I am reminded of the wonderful movie WALL·E. In the distant future, a small waste-collecting robot inadvertently embarks on a space journey that will ultimately decide the fate of mankind. “In the 29th century, rampant consumerism, corporate greed, and environmental neglect have turned planet Earth into a garbage-strewn wasteland; humanity is nowhere to be found and has been evacuated by the megacorporation Buy-n-Large (BnL) on giant star liners seven centuries earlier. Of all the binocular-eyed trash robots left by BnL to clean up, only one remains operational, Waste Allocation Load-Lifter: Earth-Class, or WALL-E, for short. One day, WALL-E’s routine of compressing trash and collecting interesting objects is broken by the arrival of an unmanned probe carrying an egg-shaped robot named Extraterrestrial Vegetation Evaluator or EVE, for short, sent to scan the planet for human-sustainable life. WALL-E is smitten by the sleek, otherworldly robot, and the two begin to connect until EVE goes into standby when WALL-E shows her his most recent find: a living seedling. The probe then collects EVE and the plant, and—with WALL-E clinging on—returns to its mothership, the star liner Axiom” (Wikipedia).

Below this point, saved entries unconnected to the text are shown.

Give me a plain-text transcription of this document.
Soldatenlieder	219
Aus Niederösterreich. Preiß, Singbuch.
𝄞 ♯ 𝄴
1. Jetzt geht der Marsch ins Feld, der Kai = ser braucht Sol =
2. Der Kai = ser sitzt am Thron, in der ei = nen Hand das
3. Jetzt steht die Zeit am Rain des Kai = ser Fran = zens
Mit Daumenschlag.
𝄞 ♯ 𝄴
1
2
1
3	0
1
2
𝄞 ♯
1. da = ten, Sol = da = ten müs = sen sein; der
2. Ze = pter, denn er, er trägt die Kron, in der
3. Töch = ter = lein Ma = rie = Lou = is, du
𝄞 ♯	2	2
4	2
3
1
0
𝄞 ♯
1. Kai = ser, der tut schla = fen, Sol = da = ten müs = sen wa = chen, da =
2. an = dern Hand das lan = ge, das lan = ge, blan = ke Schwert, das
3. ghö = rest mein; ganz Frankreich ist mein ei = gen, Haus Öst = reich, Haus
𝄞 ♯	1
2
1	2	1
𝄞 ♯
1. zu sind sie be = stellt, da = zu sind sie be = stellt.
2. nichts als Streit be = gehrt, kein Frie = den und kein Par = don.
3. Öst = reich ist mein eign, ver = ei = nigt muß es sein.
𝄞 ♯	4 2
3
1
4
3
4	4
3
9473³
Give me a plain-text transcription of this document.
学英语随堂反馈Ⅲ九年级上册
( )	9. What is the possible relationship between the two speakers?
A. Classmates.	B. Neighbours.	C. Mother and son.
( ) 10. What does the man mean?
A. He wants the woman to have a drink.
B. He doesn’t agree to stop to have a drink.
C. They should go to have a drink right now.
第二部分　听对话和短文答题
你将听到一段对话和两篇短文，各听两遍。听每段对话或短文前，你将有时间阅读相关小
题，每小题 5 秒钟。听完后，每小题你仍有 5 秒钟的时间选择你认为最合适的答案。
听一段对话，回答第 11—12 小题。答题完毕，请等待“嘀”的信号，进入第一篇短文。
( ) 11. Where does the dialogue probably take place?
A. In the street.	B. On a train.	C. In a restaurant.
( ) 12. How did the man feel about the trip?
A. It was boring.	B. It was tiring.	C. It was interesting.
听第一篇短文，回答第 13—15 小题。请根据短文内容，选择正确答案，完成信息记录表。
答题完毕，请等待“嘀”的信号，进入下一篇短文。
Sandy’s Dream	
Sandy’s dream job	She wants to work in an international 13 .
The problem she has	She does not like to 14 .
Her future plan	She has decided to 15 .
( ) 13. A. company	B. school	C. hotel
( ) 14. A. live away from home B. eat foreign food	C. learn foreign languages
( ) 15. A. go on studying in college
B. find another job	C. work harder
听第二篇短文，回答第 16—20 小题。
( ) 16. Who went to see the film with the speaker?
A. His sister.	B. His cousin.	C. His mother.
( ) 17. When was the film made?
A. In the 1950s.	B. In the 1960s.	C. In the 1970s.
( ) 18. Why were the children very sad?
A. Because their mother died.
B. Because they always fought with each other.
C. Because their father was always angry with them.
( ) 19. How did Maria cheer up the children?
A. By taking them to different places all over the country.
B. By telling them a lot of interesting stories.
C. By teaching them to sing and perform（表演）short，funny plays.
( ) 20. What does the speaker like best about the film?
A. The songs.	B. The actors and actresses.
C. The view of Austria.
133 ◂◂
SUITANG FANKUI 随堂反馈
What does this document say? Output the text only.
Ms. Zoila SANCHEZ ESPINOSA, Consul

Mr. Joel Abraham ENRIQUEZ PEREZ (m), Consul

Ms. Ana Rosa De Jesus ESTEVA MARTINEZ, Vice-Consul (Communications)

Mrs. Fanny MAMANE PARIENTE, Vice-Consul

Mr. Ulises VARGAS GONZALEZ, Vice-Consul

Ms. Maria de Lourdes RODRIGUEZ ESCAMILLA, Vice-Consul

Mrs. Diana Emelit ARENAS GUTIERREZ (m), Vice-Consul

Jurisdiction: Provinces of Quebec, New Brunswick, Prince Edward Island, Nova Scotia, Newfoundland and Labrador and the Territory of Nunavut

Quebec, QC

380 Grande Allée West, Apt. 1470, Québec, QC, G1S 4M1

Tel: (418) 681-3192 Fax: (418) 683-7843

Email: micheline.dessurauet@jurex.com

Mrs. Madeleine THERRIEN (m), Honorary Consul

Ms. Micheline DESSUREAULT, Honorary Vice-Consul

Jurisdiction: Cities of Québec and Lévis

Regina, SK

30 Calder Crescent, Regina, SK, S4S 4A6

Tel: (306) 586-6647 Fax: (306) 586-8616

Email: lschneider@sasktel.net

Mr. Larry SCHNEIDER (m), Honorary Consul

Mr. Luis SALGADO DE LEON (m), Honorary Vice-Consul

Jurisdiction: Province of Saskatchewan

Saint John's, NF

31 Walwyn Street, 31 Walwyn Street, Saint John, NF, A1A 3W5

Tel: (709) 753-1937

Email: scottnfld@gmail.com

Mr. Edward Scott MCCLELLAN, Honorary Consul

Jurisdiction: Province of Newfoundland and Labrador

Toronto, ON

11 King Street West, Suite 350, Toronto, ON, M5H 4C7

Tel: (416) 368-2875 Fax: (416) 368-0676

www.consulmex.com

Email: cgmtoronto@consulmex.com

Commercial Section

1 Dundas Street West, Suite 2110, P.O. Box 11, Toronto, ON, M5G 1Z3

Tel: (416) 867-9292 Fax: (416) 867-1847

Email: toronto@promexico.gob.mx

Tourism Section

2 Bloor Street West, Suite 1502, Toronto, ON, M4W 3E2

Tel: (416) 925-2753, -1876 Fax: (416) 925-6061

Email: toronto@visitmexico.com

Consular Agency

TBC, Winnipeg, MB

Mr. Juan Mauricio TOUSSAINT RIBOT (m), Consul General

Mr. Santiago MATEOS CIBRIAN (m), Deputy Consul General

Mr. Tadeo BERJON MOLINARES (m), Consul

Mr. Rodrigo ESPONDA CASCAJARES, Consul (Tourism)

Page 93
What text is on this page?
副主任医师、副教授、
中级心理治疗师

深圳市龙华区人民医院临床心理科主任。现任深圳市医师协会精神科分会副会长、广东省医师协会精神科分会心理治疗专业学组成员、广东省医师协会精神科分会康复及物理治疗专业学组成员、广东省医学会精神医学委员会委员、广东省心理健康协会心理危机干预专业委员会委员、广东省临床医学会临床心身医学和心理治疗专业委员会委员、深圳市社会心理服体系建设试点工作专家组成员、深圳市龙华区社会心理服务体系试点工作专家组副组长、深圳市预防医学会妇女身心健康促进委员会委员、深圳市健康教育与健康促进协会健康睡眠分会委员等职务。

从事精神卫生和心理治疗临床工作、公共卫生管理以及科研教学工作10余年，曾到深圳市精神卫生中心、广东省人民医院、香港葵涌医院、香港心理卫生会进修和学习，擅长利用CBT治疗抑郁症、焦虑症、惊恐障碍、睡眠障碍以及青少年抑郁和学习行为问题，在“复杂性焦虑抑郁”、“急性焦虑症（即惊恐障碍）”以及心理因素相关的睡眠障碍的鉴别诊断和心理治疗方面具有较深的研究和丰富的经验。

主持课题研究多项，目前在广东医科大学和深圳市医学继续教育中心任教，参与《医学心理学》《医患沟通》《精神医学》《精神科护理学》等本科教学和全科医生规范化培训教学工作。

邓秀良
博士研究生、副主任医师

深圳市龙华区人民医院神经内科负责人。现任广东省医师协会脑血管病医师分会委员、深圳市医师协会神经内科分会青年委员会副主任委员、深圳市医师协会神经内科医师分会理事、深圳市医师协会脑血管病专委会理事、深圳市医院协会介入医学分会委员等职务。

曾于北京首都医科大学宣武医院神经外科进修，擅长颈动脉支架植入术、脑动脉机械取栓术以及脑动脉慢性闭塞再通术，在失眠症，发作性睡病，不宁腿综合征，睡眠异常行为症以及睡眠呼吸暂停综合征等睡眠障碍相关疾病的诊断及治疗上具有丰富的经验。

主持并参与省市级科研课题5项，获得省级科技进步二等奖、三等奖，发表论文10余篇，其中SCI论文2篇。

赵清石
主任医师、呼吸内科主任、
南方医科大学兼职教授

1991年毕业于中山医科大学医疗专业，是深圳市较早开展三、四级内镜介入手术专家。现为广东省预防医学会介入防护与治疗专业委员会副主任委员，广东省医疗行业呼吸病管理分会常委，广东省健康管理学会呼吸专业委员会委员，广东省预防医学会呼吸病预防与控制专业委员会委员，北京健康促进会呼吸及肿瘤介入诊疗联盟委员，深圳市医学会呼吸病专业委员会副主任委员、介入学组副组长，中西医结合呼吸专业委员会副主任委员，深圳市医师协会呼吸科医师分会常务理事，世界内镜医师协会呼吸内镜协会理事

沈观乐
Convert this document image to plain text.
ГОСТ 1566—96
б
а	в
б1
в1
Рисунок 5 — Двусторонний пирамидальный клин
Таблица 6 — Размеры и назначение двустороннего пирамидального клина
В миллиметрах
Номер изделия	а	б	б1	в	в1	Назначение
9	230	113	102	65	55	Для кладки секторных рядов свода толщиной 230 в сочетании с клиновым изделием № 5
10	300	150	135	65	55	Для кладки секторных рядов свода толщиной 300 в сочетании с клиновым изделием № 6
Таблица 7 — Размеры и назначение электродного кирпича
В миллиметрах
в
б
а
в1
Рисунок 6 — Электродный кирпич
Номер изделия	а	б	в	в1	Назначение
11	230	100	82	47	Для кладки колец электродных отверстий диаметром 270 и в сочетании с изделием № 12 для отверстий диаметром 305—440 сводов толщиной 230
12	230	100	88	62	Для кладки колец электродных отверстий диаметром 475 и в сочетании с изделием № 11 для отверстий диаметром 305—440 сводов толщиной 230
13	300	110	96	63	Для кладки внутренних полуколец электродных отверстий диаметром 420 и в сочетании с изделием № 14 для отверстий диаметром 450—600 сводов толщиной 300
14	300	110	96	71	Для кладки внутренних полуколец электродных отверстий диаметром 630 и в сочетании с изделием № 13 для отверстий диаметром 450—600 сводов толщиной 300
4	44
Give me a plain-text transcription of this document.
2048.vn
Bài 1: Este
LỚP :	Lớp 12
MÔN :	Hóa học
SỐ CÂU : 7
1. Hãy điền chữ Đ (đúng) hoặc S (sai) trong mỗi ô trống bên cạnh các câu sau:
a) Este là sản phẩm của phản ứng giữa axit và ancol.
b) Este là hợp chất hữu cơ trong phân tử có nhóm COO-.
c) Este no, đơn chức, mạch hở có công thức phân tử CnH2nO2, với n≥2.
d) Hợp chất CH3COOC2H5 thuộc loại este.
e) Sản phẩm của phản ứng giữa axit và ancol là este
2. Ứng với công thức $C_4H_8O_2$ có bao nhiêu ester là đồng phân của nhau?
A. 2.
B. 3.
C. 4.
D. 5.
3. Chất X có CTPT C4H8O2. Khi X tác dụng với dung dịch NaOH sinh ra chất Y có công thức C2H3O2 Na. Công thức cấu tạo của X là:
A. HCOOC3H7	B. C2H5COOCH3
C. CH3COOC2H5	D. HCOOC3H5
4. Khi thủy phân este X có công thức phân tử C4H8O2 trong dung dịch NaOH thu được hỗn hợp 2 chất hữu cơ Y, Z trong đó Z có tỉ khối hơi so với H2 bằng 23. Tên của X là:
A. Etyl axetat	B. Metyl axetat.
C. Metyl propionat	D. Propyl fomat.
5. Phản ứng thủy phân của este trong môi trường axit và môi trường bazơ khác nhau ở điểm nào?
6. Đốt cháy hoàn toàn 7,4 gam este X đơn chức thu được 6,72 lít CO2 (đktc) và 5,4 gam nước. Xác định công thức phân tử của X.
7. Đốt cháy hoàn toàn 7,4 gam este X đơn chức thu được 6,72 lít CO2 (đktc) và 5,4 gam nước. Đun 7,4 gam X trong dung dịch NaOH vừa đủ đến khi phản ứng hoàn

This is serious stuff. I am convinced that we do not have to wait for the 29th century. We are rapidly getting there already if you ask me. What is happening in my house is not unique. I visit homes of friends and see their collections. True, it is not always electronics, and some of the collections are even good books and art, precious music collections, instruments, sculpture and antique furniture. But when there is no room to move from one room to the other, or when living space for the inhabitants of the house is shrinking constantly, we need to reevaluate our priorities. The irony is that after all the long discussion we just reinstated daily home delivery of the Globe and Mail, so that we can feed our habit of reading the paper at our breakfast table every morning. This is a luxury and a pleasure I am not yet willing to forgo. Imagine how annoying it was when the paper did not arrive on Saturday morning. No comics!
Most people nowadays get their news on their computer, or even on their cell phones. But for me, there is nothing more satisfying than having a physical paper to hold and to read while drinking my morning coffee. There are some old habits I am not willing to change. Old habits which give me pleasure and reassurance that there still are still things which do not change in our world. Even when I know that trees were cut to produce the paper, there is an accumulation of material that will fill the recycling bins, and there is the danger of hoarding some more stuff, I want something constant in this rapidly changing and uncertain world. The morning coffee and paper ritual is my anchor. It is the one constant that allows me to be flexible with the rest of the unexpected or unforeseen changes of every day. I say to hell with sorting and giving away stuff, today I am sitting to drink my coffee and read the paper from cover to cover. It will not take more than half an hour anyway, if that.